Lebih lanjut, ia menegaskan bahwa data defisit sebesar Rp72,6 miliar yang tercantum dalam LKPJ masih bersifat sementara karena bersumber dari Ikhtisar Kinerja Pelaksanaan Anggaran (IKPA) yang belum diaudit.
“Data itu belum final, karena belum masuk dalam laporan pertanggungjawaban yang telah diaudit oleh BPK. Angka definitif baru akan muncul dalam dokumen pertanggungjawaban APBD yang kini sedang dibahas bersama DPRD,” terangnya.
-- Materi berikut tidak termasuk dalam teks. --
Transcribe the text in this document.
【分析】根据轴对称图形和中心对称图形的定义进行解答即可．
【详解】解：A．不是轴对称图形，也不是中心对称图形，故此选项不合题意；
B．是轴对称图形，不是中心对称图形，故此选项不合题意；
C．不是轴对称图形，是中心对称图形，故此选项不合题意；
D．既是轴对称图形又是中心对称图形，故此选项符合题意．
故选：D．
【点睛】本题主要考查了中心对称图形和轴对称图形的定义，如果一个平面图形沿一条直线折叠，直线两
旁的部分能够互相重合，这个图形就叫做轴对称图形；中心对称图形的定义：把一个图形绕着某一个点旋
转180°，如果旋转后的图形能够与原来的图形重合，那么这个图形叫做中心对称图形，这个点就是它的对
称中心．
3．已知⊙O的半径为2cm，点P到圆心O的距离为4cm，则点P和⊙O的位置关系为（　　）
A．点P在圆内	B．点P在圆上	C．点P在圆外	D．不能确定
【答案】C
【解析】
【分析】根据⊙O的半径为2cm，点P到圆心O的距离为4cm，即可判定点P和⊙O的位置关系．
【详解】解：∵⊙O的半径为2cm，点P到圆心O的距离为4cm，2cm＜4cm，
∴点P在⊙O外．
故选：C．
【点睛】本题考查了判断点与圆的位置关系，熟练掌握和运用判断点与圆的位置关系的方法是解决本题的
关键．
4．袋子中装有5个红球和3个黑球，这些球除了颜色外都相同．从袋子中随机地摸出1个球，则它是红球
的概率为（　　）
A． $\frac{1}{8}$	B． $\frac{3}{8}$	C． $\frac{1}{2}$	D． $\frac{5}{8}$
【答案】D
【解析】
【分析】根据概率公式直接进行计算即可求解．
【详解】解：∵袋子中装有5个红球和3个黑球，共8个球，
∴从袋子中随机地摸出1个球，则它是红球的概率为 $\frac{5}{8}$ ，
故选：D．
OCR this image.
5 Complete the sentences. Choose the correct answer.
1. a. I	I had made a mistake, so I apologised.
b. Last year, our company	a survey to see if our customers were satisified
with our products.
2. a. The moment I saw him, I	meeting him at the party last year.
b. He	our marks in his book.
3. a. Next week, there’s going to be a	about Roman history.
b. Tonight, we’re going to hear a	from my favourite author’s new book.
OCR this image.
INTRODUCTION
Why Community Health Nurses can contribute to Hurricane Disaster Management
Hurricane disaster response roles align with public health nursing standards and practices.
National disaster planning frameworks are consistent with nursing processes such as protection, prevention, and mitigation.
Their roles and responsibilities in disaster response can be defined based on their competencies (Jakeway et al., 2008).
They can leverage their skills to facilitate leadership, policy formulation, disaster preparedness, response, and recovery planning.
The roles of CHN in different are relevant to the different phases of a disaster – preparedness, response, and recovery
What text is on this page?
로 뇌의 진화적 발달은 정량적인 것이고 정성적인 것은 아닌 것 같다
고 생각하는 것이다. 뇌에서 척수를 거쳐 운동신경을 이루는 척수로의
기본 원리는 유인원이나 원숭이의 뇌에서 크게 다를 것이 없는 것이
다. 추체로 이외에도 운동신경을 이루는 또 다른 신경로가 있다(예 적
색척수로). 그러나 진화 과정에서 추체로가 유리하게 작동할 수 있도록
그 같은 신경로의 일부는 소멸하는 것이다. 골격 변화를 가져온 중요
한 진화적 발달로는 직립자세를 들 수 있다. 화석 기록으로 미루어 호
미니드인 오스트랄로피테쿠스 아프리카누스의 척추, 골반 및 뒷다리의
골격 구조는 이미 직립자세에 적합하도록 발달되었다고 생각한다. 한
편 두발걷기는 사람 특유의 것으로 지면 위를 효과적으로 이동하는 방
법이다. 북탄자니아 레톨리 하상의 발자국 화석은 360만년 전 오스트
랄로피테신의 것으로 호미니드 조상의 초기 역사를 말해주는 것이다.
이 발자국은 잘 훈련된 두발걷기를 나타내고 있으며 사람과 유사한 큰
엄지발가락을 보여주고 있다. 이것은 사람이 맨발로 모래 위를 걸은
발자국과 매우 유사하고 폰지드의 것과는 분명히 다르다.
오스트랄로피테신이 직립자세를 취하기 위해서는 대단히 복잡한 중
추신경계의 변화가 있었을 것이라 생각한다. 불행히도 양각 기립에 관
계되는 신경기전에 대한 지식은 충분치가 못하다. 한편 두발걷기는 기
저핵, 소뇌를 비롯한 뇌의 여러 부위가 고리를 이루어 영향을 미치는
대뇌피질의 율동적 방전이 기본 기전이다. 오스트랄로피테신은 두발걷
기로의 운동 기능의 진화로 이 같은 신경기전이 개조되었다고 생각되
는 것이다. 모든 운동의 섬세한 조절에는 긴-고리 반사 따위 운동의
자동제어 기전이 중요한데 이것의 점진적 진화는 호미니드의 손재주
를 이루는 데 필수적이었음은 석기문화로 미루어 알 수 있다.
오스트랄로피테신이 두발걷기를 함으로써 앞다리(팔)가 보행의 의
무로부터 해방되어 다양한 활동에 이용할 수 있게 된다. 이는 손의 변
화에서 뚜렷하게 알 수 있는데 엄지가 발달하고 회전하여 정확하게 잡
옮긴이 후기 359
Ia juga menjelaskan perbedaan antara dokumen IKPJ dan IKPD. “IKPJ lebih menyoroti kinerja pelaksanaan program, sementara IKPD fokus pada angka keuangan yang telah diaudit, dan juga mencerminkan kinerja secara menyeluruh. Kita berharap dengan proses ini, Pemprov dapat melakukan perbaikan menyeluruh dalam pengelolaan keuangan,” katanya.
Menurut Benhard, hasil audit BPK ini adalah cerminan dari perlunya harmonisasi antara aturan dan pelaksanaan di lapangan. Ia berharap koordinasi antara Inspektorat, SKPD, dan lembaga pengawas lainnya dapat ditingkatkan demi menciptakan tata kelola keuangan daerah yang lebih akuntabel dan transparan.